PP Particulars

The original PP was produced in .32 ACP, .380 ACP, .25 ACP and .22 LR. Two years after its introduction Walther debuted the PPK (Polizeipistole Kriminal — Police Pistol, Detective Model). The PPK featured a shortened barrel and frame making it even more concealable than the previous PP. It also just looked super cool.

We grizzled gun nerds really shouldn’t care about a firearm’s aesthetics. However, I’m not the only guy in the world to be taken with the rakish lines and sexy contours of the Walther PPK. Adolf Hitler was an acolyte, as was Elvis Presley.
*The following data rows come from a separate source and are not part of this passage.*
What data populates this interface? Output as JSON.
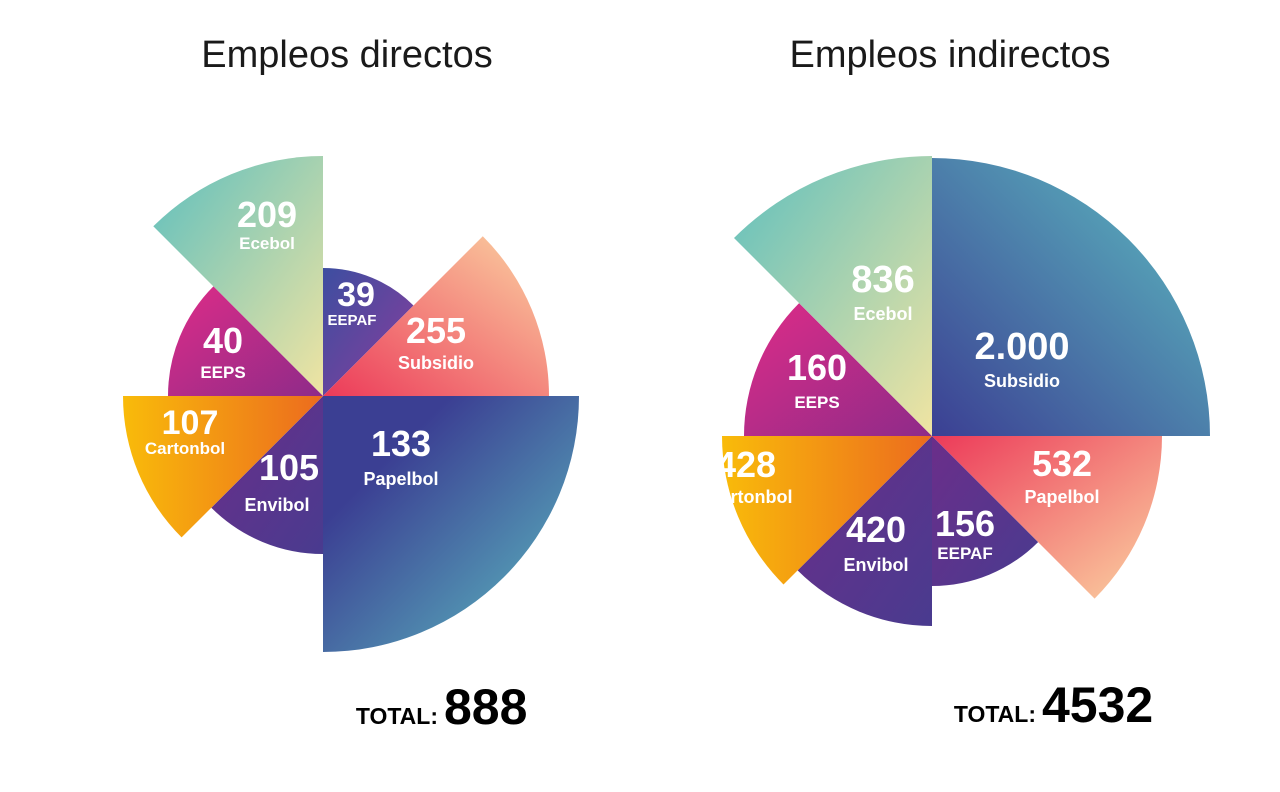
{
  "chart_data": [
    {
      "type": "pie",
      "subtype": "polar-area",
      "title": "Empleos directos",
      "slices": [
        {
          "label": "Ecebol",
          "display": "209",
          "value": 209
        },
        {
          "label": "EEPAF",
          "display": "39",
          "value": 39
        },
        {
          "label": "Subsidio",
          "display": "255",
          "value": 255
        },
        {
          "label": "Papelbol",
          "display": "133",
          "value": 133
        },
        {
          "label": "Envibol",
          "display": "105",
          "value": 105
        },
        {
          "label": "Cartonbol",
          "display": "107",
          "value": 107
        },
        {
          "label": "EEPS",
          "display": "40",
          "value": 40
        }
      ],
      "total_label": "TOTAL:",
      "total_value": "888"
    },
    {
      "type": "pie",
      "subtype": "polar-area",
      "title": "Empleos indirectos",
      "slices": [
        {
          "label": "Subsidio",
          "display": "2.000",
          "value": 2000
        },
        {
          "label": "Papelbol",
          "display": "532",
          "value": 532
        },
        {
          "label": "EEPAF",
          "display": "156",
          "value": 156
        },
        {
          "label": "Envibol",
          "display": "420",
          "value": 420
        },
        {
          "label": "Cartonbol",
          "display": "428",
          "value": 428
        },
        {
          "label": "EEPS",
          "display": "160",
          "value": 160
        },
        {
          "label": "Ecebol",
          "display": "836",
          "value": 836
        }
      ],
      "total_label": "TOTAL:",
      "total_value": "4532"
    }
  ],
  "colors": {
    "teal_yellow": [
      "#5ebfbe",
      "#f0e4a2"
    ],
    "blue_purple": [
      "#3d4ea0",
      "#8a3d9c"
    ],
    "red_peach": [
      "#ec3a59",
      "#fbd3a2"
    ],
    "blue_teal": [
      "#3b3f93",
      "#5ec0c2"
    ],
    "purple": [
      "#6b2e8a",
      "#493b8f"
    ],
    "orange_yellow": [
      "#f9bb0a",
      "#ec6b1e"
    ],
    "magenta": [
      "#de2c87",
      "#8e2b89"
    ]
  }
}
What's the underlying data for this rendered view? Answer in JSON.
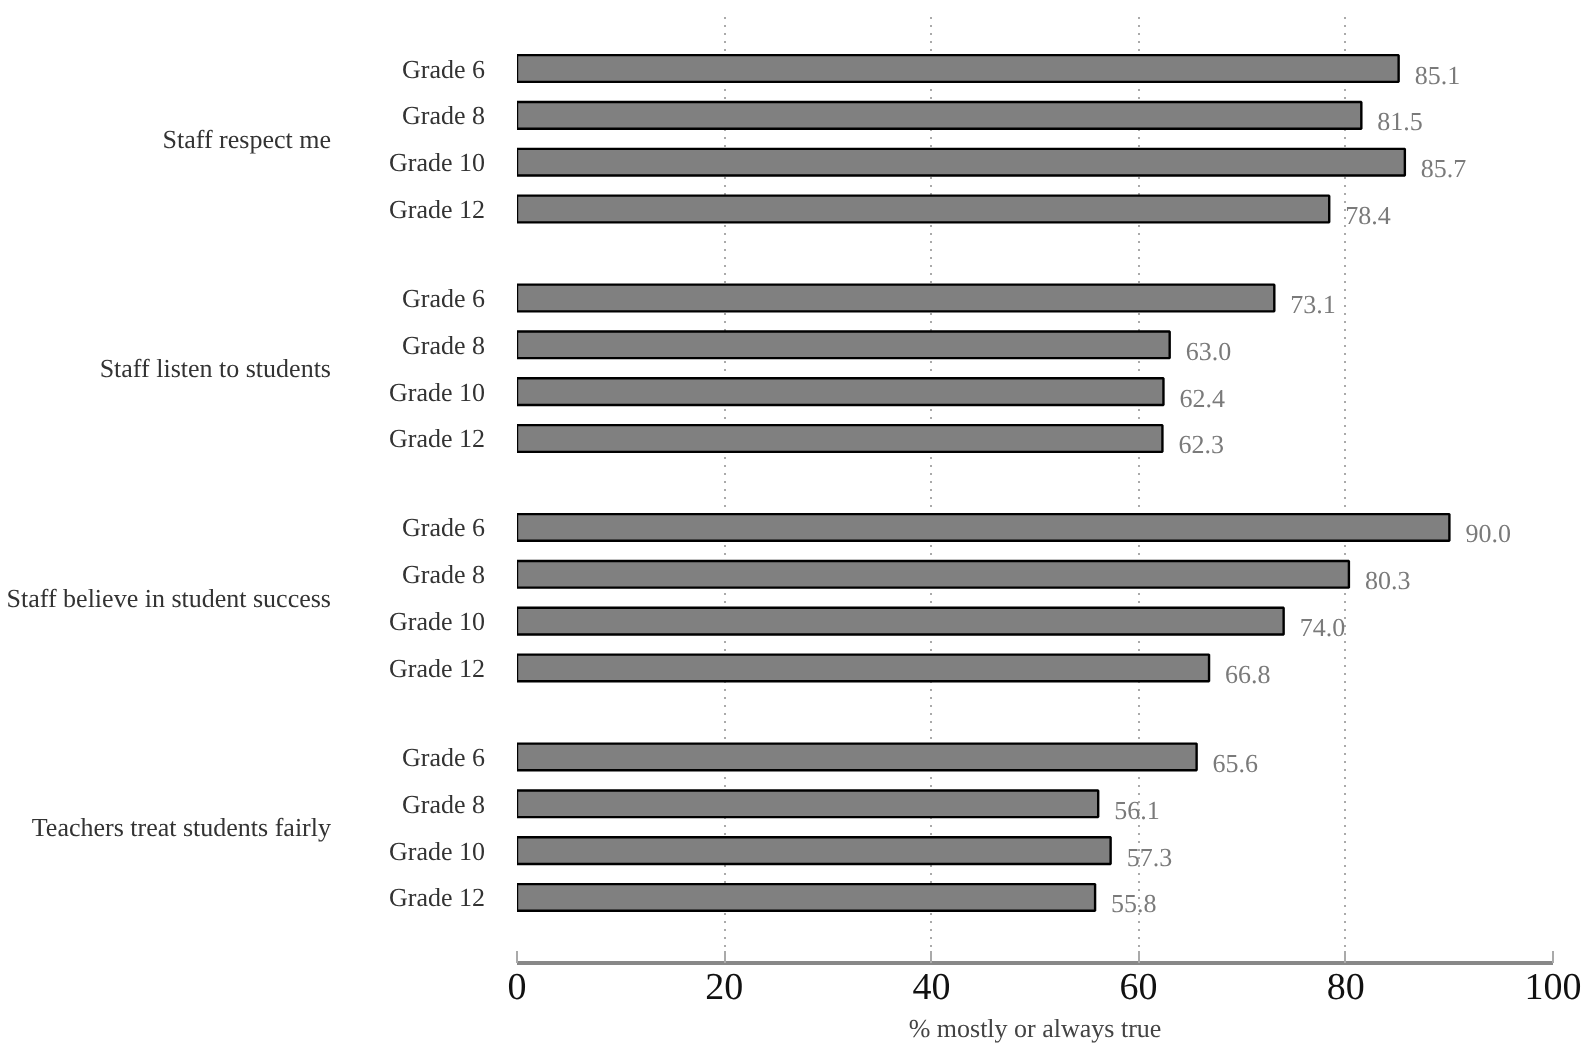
{
  "chart_data": {
    "type": "bar",
    "orientation": "horizontal",
    "categories": [
      "Grade 6",
      "Grade 8",
      "Grade 10",
      "Grade 12",
      "Grade 6",
      "Grade 8",
      "Grade 10",
      "Grade 12",
      "Grade 6",
      "Grade 8",
      "Grade 10",
      "Grade 12",
      "Grade 6",
      "Grade 8",
      "Grade 10",
      "Grade 12"
    ],
    "values": [
      85.1,
      81.5,
      85.7,
      78.4,
      73.1,
      63.0,
      62.4,
      62.3,
      90.0,
      80.3,
      74.0,
      66.8,
      65.6,
      56.1,
      57.3,
      55.8
    ],
    "value_labels": [
      "85.1",
      "81.5",
      "85.7",
      "78.4",
      "73.1",
      "63.0",
      "62.4",
      "62.3",
      "90.0",
      "80.3",
      "74.0",
      "66.8",
      "65.6",
      "56.1",
      "57.3",
      "55.8"
    ],
    "color": "#808080",
    "annotations": [
      "Staff respect me",
      "Staff listen to students",
      "Staff believe in student success",
      "Teachers treat students fairly"
    ],
    "xlabel": "% mostly or always true",
    "xlim": [
      0,
      100
    ],
    "xticks": [
      0,
      20,
      40,
      60,
      80,
      100
    ],
    "grid": "x"
  }
}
The head of the South Korean CIA, Kim Jae-gyu, used a PPK to assassinate the South Korean dictator Park Chung-hee in 1979. What really launched the PPK to worldwide fame, however, was a certain fictional MI6 agent named after an obscure British ornithologist.

Ian Fleming was a spy during WWII, and he parlayed his wartime espionage exploits into one of the most popular book and movie series in history. Agent 007 actually started out packing a diminutive .25 ACP Beretta 418. After receiving a letter from a British firearms enthusiast named Geoffrey Boothroyd, Fleming switched his titular government assassin to the PPK, selling hundreds of thousands of Walther pistols in the process. In appreciation, Fleming wrote Boothroyd into the Bond narrative as 007’s longsuffering quartermaster Q.